Open Wilson Lines and Group Theory of Noncommutative Yang-Mills Theory in Two Dimensions

TL;DR

This paper computes exact correlation functions of open Wilson lines in two-dimensional noncommutative Yang-Mills theory, revealing insights into weak and strong coupling regimes through topological and group-theoretic expansions.

Contribution

It provides the first exact expressions for open Wilson line correlators in noncommutative 2D Yang-Mills, linking instanton and algebraic expansions to physical regimes.

Findings

Exact correlation functions expressed in two forms

Weak-coupling limit derived from topological instanton expansion

Strong-coupling and high-momentum behaviour analyzed via group theory

Abstract

The correlation functions of open Wilson line operators in two-dimensional Yang-Mills theory on the noncommutative torus are computed exactly.
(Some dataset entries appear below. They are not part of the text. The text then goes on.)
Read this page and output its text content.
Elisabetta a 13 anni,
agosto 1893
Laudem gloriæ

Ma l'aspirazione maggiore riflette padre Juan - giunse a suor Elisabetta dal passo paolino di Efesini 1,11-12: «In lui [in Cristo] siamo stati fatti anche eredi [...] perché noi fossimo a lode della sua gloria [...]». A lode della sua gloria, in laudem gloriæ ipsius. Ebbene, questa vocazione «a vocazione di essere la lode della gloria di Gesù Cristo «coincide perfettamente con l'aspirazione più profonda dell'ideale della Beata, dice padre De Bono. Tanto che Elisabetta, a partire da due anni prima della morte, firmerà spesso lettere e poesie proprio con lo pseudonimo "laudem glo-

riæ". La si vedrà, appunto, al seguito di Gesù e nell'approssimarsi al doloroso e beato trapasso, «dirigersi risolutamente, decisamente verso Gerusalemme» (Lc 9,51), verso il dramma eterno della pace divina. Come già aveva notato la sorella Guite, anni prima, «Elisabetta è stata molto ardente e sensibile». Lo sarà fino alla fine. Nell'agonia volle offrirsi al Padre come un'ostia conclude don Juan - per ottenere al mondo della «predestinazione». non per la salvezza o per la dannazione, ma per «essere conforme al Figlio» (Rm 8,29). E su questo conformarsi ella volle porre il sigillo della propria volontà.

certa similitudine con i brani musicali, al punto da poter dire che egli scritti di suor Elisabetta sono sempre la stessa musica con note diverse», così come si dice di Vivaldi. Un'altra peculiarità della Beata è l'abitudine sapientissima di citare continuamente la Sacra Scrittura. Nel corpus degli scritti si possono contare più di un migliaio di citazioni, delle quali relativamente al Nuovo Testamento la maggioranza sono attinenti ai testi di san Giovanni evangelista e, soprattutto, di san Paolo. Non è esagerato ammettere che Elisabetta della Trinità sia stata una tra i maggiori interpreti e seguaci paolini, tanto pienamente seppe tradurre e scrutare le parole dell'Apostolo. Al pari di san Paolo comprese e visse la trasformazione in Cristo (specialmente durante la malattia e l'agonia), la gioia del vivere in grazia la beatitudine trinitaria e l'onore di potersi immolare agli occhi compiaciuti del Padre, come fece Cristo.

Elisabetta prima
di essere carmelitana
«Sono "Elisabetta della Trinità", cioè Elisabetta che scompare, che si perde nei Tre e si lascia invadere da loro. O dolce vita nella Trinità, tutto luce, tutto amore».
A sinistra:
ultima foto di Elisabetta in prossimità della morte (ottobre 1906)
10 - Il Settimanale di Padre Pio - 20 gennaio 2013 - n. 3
The correlators are expressed in two equivalent forms. An instanton expansion involves only topological numbers of Heisenberg modules and enables extraction of the weak-coupling limit of the gauge theory. A dual algebraic expansion involves only group theoretic quantities, winding numbers and translational zero modes, and enables analysis of the strong-coupling limit of the gauge theory and the high-momentum behaviour of open Wilson lines. The dual expressions can be interpreted physically as exact sums over contributions from virtual electric dipole quanta.